Thursday, 21 June 2012

Israeli couscous with roasted summer vegetables


I have not always been adventurous in the food department. I grew up eating very standard foods like chicken and steak and potatoes and spaghetti and simple salads made with lettuce, tomatoes and carrots. I complained when something unrecognizable was placed on the dinner table and I detested things like broccoli, mushrooms and brussel sprouts.

When I was a teenager, all that I cared about eating was french fries, submarine sandwiches and nachos with cheese. I probably ate one of those things everyday leading me to fall victim to the typical "freshman 15". It wasn't that I was really picky, I just didn't care to eat something that I did not already love. Thus, anything that was unusual to me was usually avoided.


I started working at a coffee shop called Milanos, my first job, when I was 15 which was managed by my best friends' mother, Rose. Milanos was more than just a coffee shop however. There was a large convection oven behind the counter which was used by the in-house baker to make things like muffins and cakes and cookies right there in the coffee shop. 

At Milanos we also served various lunch items which I had never even heard of before working there. We served things like tabbouleh, spanikopita and grilled paninis stuffed with exotic ingredients like Genoa salami, marinated eggplant and red pepper spread. We also served a fusilli pasta salad, a spinach salad with orange segments and pot pies. Needless to say, working a Milanos opened my mind to a whole new world of food items and taste sensations.


I still have very fond memories of that place and think that one day, if I am able to retire with a little extra money in the bank, I will open a coffee shop of my own while instilling many of the qualities that Rose injected into Milanos. People did not just come to Milanos for the coffee. They came to see Rose who is a wonderful friend to everyone she meets and for the dependably jovial atmosphere.
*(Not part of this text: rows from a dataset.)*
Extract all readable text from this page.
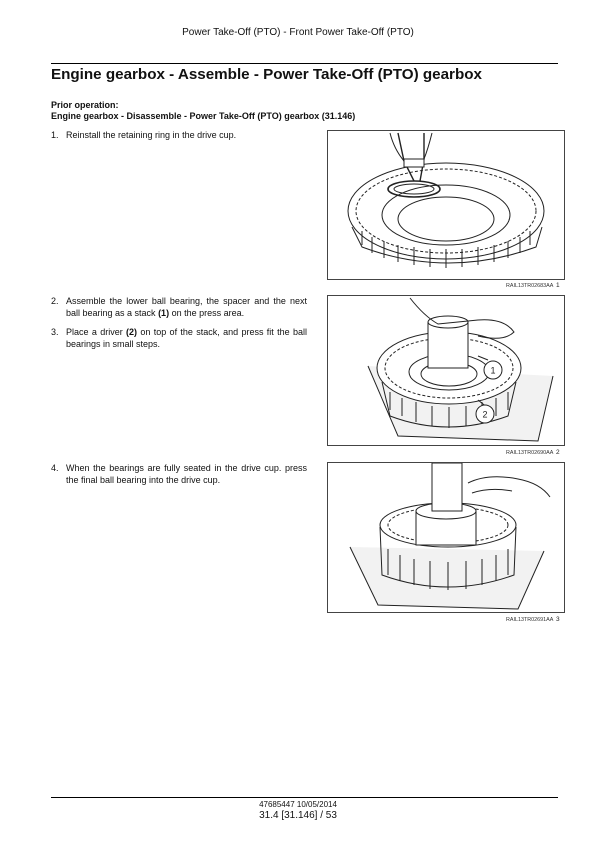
Power Take-Off (PTO) - Front Power Take-Off (PTO)
Engine gearbox - Assemble - Power Take-Off (PTO) gearbox
Prior operation:
Engine gearbox - Disassemble - Power Take-Off (PTO) gearbox (31.146)
1. Reinstall the retaining ring in the drive cup.
2. Assemble the lower ball bearing, the spacer and the next ball bearing as a stack (1) on the press area.
3. Place a driver (2) on top of the stack, and press fit the ball bearings in small steps.
4. When the bearings are fully seated in the drive cup. press the final ball bearing into the drive cup.
RAIL13TR02683AA 1
1
2
RAIL13TR02690AA 2
RAIL13TR02691AA 3
47685447 10/05/2014
31.4 [31.146] / 53
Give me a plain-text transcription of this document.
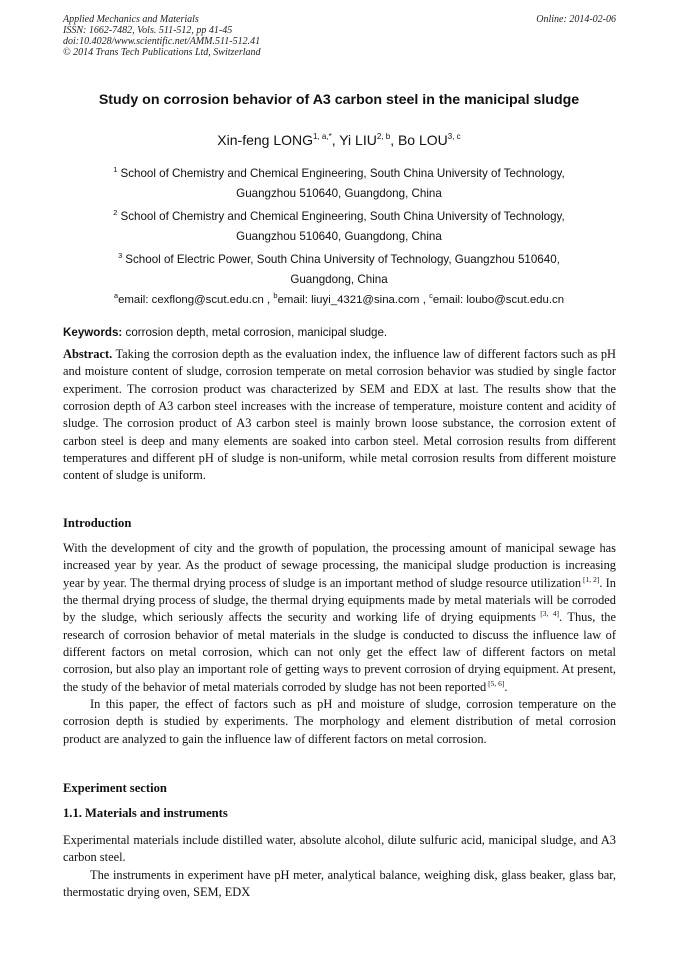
Applied Mechanics and Materials
ISSN: 1662-7482, Vols. 511-512, pp 41-45
doi:10.4028/www.scientific.net/AMM.511-512.41
© 2014 Trans Tech Publications Ltd, Switzerland
Online: 2014-02-06
Study on corrosion behavior of A3 carbon steel in the manicipal sludge
Xin-feng $LONG^{1, a,*}$, Yi LIU$^{2, b}$, Bo LOU$^{3, c}$
$^1$ School of Chemistry and Chemical Engineering, South China University of Technology,
Guangzhou 510640, Guangdong, China
$^2$ School of Chemistry and Chemical Engineering, South China University of Technology,
Guangzhou 510640, Guangdong, China
$^3$ School of Electric Power, South China University of Technology, Guangzhou 510640,
Guangdong, China
$^a$email: cexflong@scut.edu.cn , $^b$email: liuyi_4321@sina.com , $^c$email: loubo@scut.edu.cn
Keywords: corrosion depth, metal corrosion, manicipal sludge.

Abstract. Taking the corrosion depth as the evaluation index, the influence law of different factors such as pH and moisture content of sludge, corrosion temperate on metal corrosion behavior was studied by single factor experiment. The corrosion product was characterized by SEM and EDX at last. The results show that the corrosion depth of A3 carbon steel increases with the increase of temperature, moisture content and acidity of sludge. The corrosion product of A3 carbon steel is mainly brown loose substance, the corrosion extent of carbon steel is deep and many elements are soaked into carbon steel. Metal corrosion results from different temperatures and different pH of sludge is non-uniform, while metal corrosion results from different moisture content of sludge is uniform.

Introduction

With the development of city and the growth of population, the processing amount of manicipal sewage has increased year by year. As the product of sewage processing, the manicipal sludge production is increasing year by year. The thermal drying process of sludge is an important method of sludge resource utilization [1, 2]. In the thermal drying process of sludge, the thermal drying equipments made by metal materials will be corroded by the sludge, which seriously affects the security and working life of drying equipments [3, 4]. Thus, the research of corrosion behavior of metal materials in the sludge is conducted to discuss the influence law of different factors on metal corrosion, which can not only get the effect law of different factors on metal corrosion, but also play an important role of getting ways to prevent corrosion of drying equipment. At present, the study of the behavior of metal materials corroded by sludge has not been reported [5, 6].

In this paper, the effect of factors such as pH and moisture of sludge, corrosion temperature on the corrosion depth is studied by experiments. The morphology and element distribution of metal corrosion product are analyzed to gain the influence law of different factors on metal corrosion.

Experiment section
1.1. Materials and instruments

Experimental materials include distilled water, absolute alcohol, dilute sulfuric acid, manicipal sludge, and A3 carbon steel.

The instruments in experiment have pH meter, analytical balance, weighing disk, glass beaker, glass bar, thermostatic drying oven, SEM, EDX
The coffee was pretty good too, but I think it was the food that set Milanos apart from many other coffee joints that served premade sandwiches which sat in the display fridge all day collecting dust. Our paninis were made to order, the salads were made fresh almost daily and we went through the food so quickly that everything was always turned over regularly.


When I started to develop an interest in cooking I would think back to the things I ate at Milanos and try to replicate them. Since I often had to make the food there, I knew what went into most of the dishes we served. Pasta salad was one of the first things I ever started to cook for myself all on my own.  

I started at home by replicating the Milanos recipes exactly but eventually I was brave enough to experiment with new vegetable combinations and dressings. Living on my own, away from home, during university, I would make giant batches of pasta salad and keep them in the fridge to snack on in the evenings. That was my first attempt to be healthy; to eat a "salad" (even though there was probably half of a bottle of dressing in there) instead of chips or chocolate. I tried.


Today's recipe post is for a glorified pasta salad. Israeli couscous it turns out, is just little balls of pasta with a fancy name. These pasta balls tossed with roasted summer vegetables makes for a wonderful post-run or post-hot yoga snack. The flavour comes from the roasted vegetables, meyer lemon zest and tarragon, plus the vegetable stock used to cook the pasta. No oily dressing is required so this is something to fill you up that you do not have to feel guilty about eating.


Israeli couscous with roasted summer vegetables
Summer seasonal: tomatoes and peppers
You can replace the Israeli couscous with just about anything; use quinoa or wheat berries to turn this into a super healthy meal or just sub in your favorite small pasta shape.

Ingredients
1 pint cherry tomatoes, cut into halves
1 yellow (or orange or red) pepper, cut into 2 cm squares
1 small eggplant, cut into 2 cm cubes
2 shallots, roughly chopped
2 cloves garlic, crushed
Extra virgin olive oil
Sea salt
1 vegetable bouillon
1 cup Israeli couscous
Fresh tarragon, chopped
Zest from a meyer lemon
Goat cheese (optional; omit for vegans)

Directions
1. Preheat oven to 400F.
2. Toss chopped tomatoes, eggplant, pepper and shallot with olive oil, garlic and sea salt.
3. Spread in a single layer on a baking sheet covered with parchment paper
4. Roast 25 minutes, tossing once half way through cooking (caution, a lot of steam will be generated from the tomatoes so watch your face!)
5. Bring 3 cups of water to boil in a pot and add a vegetable bouillon cube; stir to dissolve.
6. Add Israeli couscous and simmer 20 minutes or until tender. Drain extra broth from the couscous.
7. Remove vegetables from oven and let cool slightly before tossing with the cooked couscous.
8. Mix in the meyer lemon zest and chopped fresh tarragon.
9. If desired, serve topped with fresh goat cheese and a slice of meyer lemon.